The Food and Drug Administration (FDA) recently issued technical amendments to the final rule revising the nutrition labeling requirements. 1/ These technical amendments restore provisions that were inadvertently omitted when the new regulations were published, correct errors in FDA’s sample Nutrition Facts Panel (NFP) and Supplement Facts Panel (SFP) formats, and update crossreferences that were not updated when the new rules were issued. This memorandum highlights the key changes affected by the technical amendments.
Several provisions in FDA’s nutrition labeling regulations were inadvertently omitted from the regulations when the new nutrition labeling rules were published. FDA’s technical amendments restore the following provisions that were not intended to be removed from the regulations, without any changes to the original language of these provisions:
- Saturated fat, trans fat, polyunsaturated fat, and monounsaturated fat declarations. The provisions at 21 CFR § 101.9(c)(2)(i)-(iv) govern how to declare saturated fat, trans fat, polyunsaturated fat, and monounsaturated fat in the NFP, and were not intended to be removed from the final regulations, therefore, these provisions have been restored by the technical amendments.
- Exemption from declaration of quantitative amounts of vitamins and minerals in the tabular and linear formats for small packages. The new nutrition labeling rules require the quantitative weights of vitamins and minerals to be declared in the NFP. However, the codified text inadvertently omitted the language creating an exception from this requirement for foods in small packages with a total surface area to bear labeling of 40 or less square inches. This exemption was restored at 21 CFR 101.9(c)(8)(ii) to make clear that the declaration of quantitative weights for vitamins and minerals are not required for labels described in 21 CFR 101.9(j)(13).
- Special nutrition labeling requirements for foods in small packages that have a total area available to bear labeling of less than 12 square inches. Two provisions related to the special nutrition labeling requirements for foods in small packages at 21 CFR 101.9(j)(13)(i)(A) and (B) were inadvertently removed from the regulations and were restored by the technical amendments. The first provision provides that the manufacturer, packer, or distributor of a food in a small package must provide an address or telephone number a consumer can use to obtain the required nutrition information (e.g., “For nutrition information, contact ____”). The second provision provides that when foods in small packages bear nutrition labeling (whether voluntary or mandatory), the minimum type size is 6 point or all upper cases of 1/16th inches; except that certain individual serving size packages of foods served with meals in restaurants, institutions, and on board passenger carriers may comply with modified formatting requirements in 21 CFR 101.2(c)(2) instead.
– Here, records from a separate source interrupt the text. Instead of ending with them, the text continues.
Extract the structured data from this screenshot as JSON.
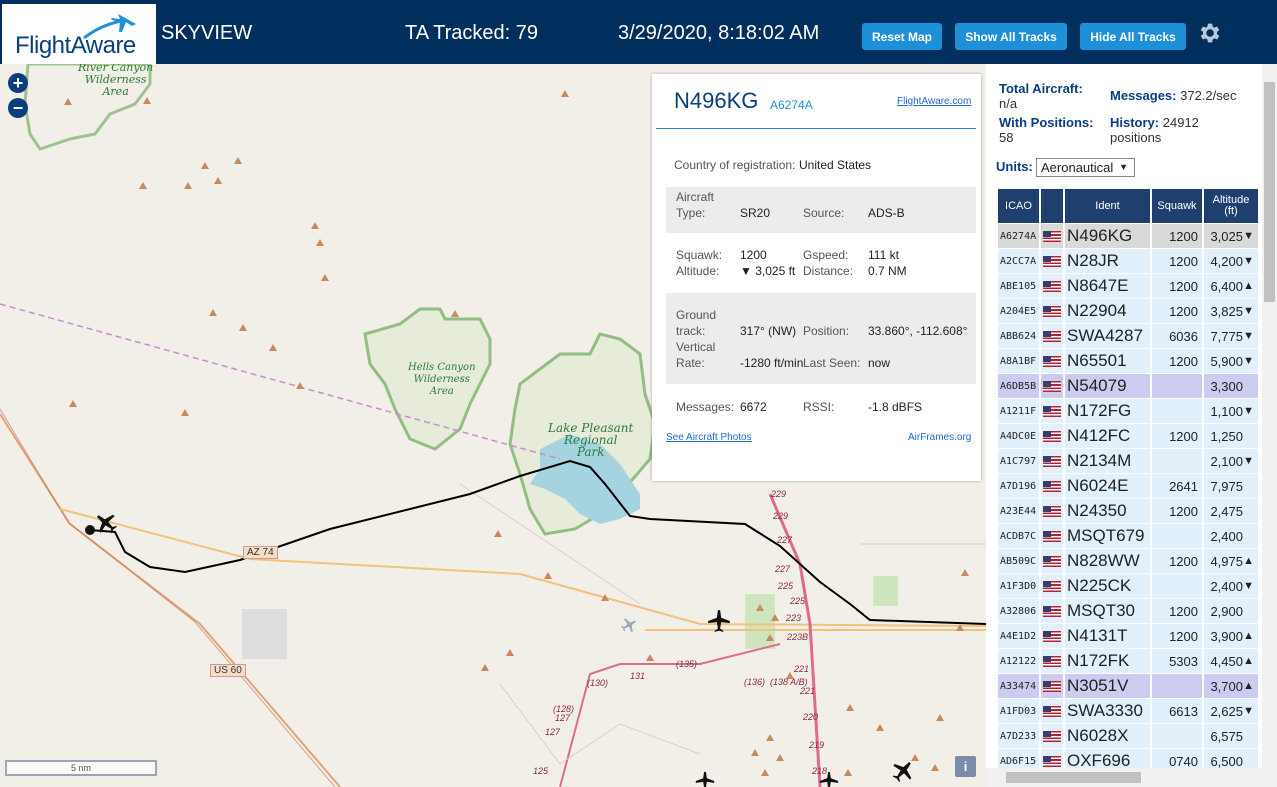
{
  "header": {
    "logo_text": "FlightAware",
    "app_name": "SKYVIEW",
    "tracked_label": "TA Tracked: 79",
    "datetime": "3/29/2020, 8:18:02 AM",
    "reset_map": "Reset Map",
    "show_tracks": "Show All Tracks",
    "hide_tracks": "Hide All Tracks"
  },
  "map": {
    "zoom_in": "+",
    "zoom_out": "−",
    "scale_label": "5 nm",
    "info": "i",
    "labels": {
      "river_canyon": "River Canyon\nWilderness\nArea",
      "hells_canyon": "Hells Canyon\nWilderness\nArea",
      "lake_pleasant": "Lake Pleasant\nRegional\nPark",
      "az74": "AZ 74",
      "us60": "US 60"
    },
    "road_numbers": [
      "229",
      "229",
      "227",
      "227",
      "225",
      "225",
      "223",
      "223B",
      "221",
      "221",
      "220",
      "219",
      "218",
      "(135)",
      "(136)",
      "(138 A/B)",
      "131",
      "(130)",
      "(128)",
      "127",
      "127",
      "125"
    ]
  },
  "popup": {
    "ident": "N496KG",
    "icao": "A6274A",
    "fa_link": "FlightAware.com",
    "country_label": "Country of registration:",
    "country": "United States",
    "aircraft_type_label": "Aircraft Type:",
    "aircraft_type_label_1": "Aircraft",
    "aircraft_type_label_2": "Type:",
    "aircraft_type": "SR20",
    "source_label": "Source:",
    "source": "ADS-B",
    "squawk_label": "Squawk:",
    "squawk": "1200",
    "gspeed_label": "Gspeed:",
    "gspeed": "111 kt",
    "altitude_label": "Altitude:",
    "altitude": "▼ 3,025 ft",
    "distance_label": "Distance:",
    "distance": "0.7 NM",
    "ground_track_label_1": "Ground",
    "ground_track_label_2": "track:",
    "ground_track": "317° (NW)",
    "position_label": "Position:",
    "position": "33.860°, -112.608°",
    "vrate_label_1": "Vertical",
    "vrate_label_2": "Rate:",
    "vrate": "-1280 ft/min",
    "last_seen_label": "Last Seen:",
    "last_seen": "now",
    "messages_label": "Messages:",
    "messages": "6672",
    "rssi_label": "RSSI:",
    "rssi": "-1.8 dBFS",
    "photos_link": "See Aircraft Photos",
    "airframes_link": "AirFrames.org"
  },
  "stats": {
    "total_label": "Total Aircraft:",
    "total": "n/a",
    "messages_label": "Messages:",
    "messages": "372.2/sec",
    "positions_label": "With Positions:",
    "positions": "58",
    "history_label": "History:",
    "history": "24912",
    "history_unit": "positions",
    "units_label": "Units:",
    "units_value": "Aeronautical"
  },
  "table": {
    "headers": [
      "ICAO",
      "",
      "Ident",
      "Squawk",
      "Altitude\n(ft)"
    ],
    "rows": [
      {
        "icao": "A6274A",
        "ident": "N496KG",
        "squawk": "1200",
        "alt": "3,025",
        "trend": "▼",
        "hl": "sel"
      },
      {
        "icao": "A2CC7A",
        "ident": "N28JR",
        "squawk": "1200",
        "alt": "4,200",
        "trend": "▼",
        "hl": ""
      },
      {
        "icao": "ABE105",
        "ident": "N8647E",
        "squawk": "1200",
        "alt": "6,400",
        "trend": "▲",
        "hl": ""
      },
      {
        "icao": "A204E5",
        "ident": "N22904",
        "squawk": "1200",
        "alt": "3,825",
        "trend": "▼",
        "hl": ""
      },
      {
        "icao": "ABB624",
        "ident": "SWA4287",
        "squawk": "6036",
        "alt": "7,775",
        "trend": "▼",
        "hl": ""
      },
      {
        "icao": "A8A1BF",
        "ident": "N65501",
        "squawk": "1200",
        "alt": "5,900",
        "trend": "▼",
        "hl": ""
      },
      {
        "icao": "A6DB5B",
        "ident": "N54079",
        "squawk": "",
        "alt": "3,300",
        "trend": "",
        "hl": "mlat"
      },
      {
        "icao": "A1211F",
        "ident": "N172FG",
        "squawk": "",
        "alt": "1,100",
        "trend": "▼",
        "hl": ""
      },
      {
        "icao": "A4DC0E",
        "ident": "N412FC",
        "squawk": "1200",
        "alt": "1,250",
        "trend": "",
        "hl": ""
      },
      {
        "icao": "A1C797",
        "ident": "N2134M",
        "squawk": "",
        "alt": "2,100",
        "trend": "▼",
        "hl": ""
      },
      {
        "icao": "A7D196",
        "ident": "N6024E",
        "squawk": "2641",
        "alt": "7,975",
        "trend": "",
        "hl": ""
      },
      {
        "icao": "A23E44",
        "ident": "N24350",
        "squawk": "1200",
        "alt": "2,475",
        "trend": "",
        "hl": ""
      },
      {
        "icao": "ACDB7C",
        "ident": "MSQT679",
        "squawk": "",
        "alt": "2,400",
        "trend": "",
        "hl": ""
      },
      {
        "icao": "AB509C",
        "ident": "N828WW",
        "squawk": "1200",
        "alt": "4,975",
        "trend": "▲",
        "hl": ""
      },
      {
        "icao": "A1F3D0",
        "ident": "N225CK",
        "squawk": "",
        "alt": "2,400",
        "trend": "▼",
        "hl": ""
      },
      {
        "icao": "A32806",
        "ident": "MSQT30",
        "squawk": "1200",
        "alt": "2,900",
        "trend": "",
        "hl": ""
      },
      {
        "icao": "A4E1D2",
        "ident": "N4131T",
        "squawk": "1200",
        "alt": "3,900",
        "trend": "▲",
        "hl": ""
      },
      {
        "icao": "A12122",
        "ident": "N172FK",
        "squawk": "5303",
        "alt": "4,450",
        "trend": "▲",
        "hl": ""
      },
      {
        "icao": "A33474",
        "ident": "N3051V",
        "squawk": "",
        "alt": "3,700",
        "trend": "▲",
        "hl": "mlat"
      },
      {
        "icao": "A1FD03",
        "ident": "SWA3330",
        "squawk": "6613",
        "alt": "2,625",
        "trend": "▼",
        "hl": ""
      },
      {
        "icao": "A7D233",
        "ident": "N6028X",
        "squawk": "",
        "alt": "6,575",
        "trend": "",
        "hl": ""
      },
      {
        "icao": "AD6F15",
        "ident": "OXF696",
        "squawk": "0740",
        "alt": "6,500",
        "trend": "",
        "hl": ""
      }
    ]
  },
  "colors": {
    "header_bg": "#002f5d",
    "button_bg": "#1e90d8",
    "row_bg": "#e1f0fa",
    "row_selected": "#d9d9d9",
    "row_mlat": "#ccccf0",
    "track_line": "#000000",
    "wilderness": "#7cb16a",
    "lake": "#a6d3e0"
  },
  "icons": [
    "plane-icon",
    "gear-icon",
    "zoom-in-icon",
    "zoom-out-icon",
    "info-icon",
    "us-flag-icon"
  ]
}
The technical amendments also amend the “added sugars” definition to clarify how this provision interacts with the simplified NFP format provision in section 101.9(f). Specifically, 21 CFR 101.9(c)(6)(iii) is amended in relevant part to state “Except as provided for in paragraph (f) of this section, if a statement of the added sugars content is not required and, as a result, not declared, the statement, ‘Not a significant source of added sugars’ shall be placed at the bottom of the table of nutrient values in the same type size.” Paragraph (f)(4) on the simplified NFP format makes clear that the “not a significant source” statement is only required in specific circumstances.
The technical amendments also made a series of changes to FDA’s sample NFP and SFP formats in the regulations, including updating Appendix B to 21 CFR, “Examples of Graphic Enhancements used by the FDA,” to be based on the new and revised nutrition labeling requirements.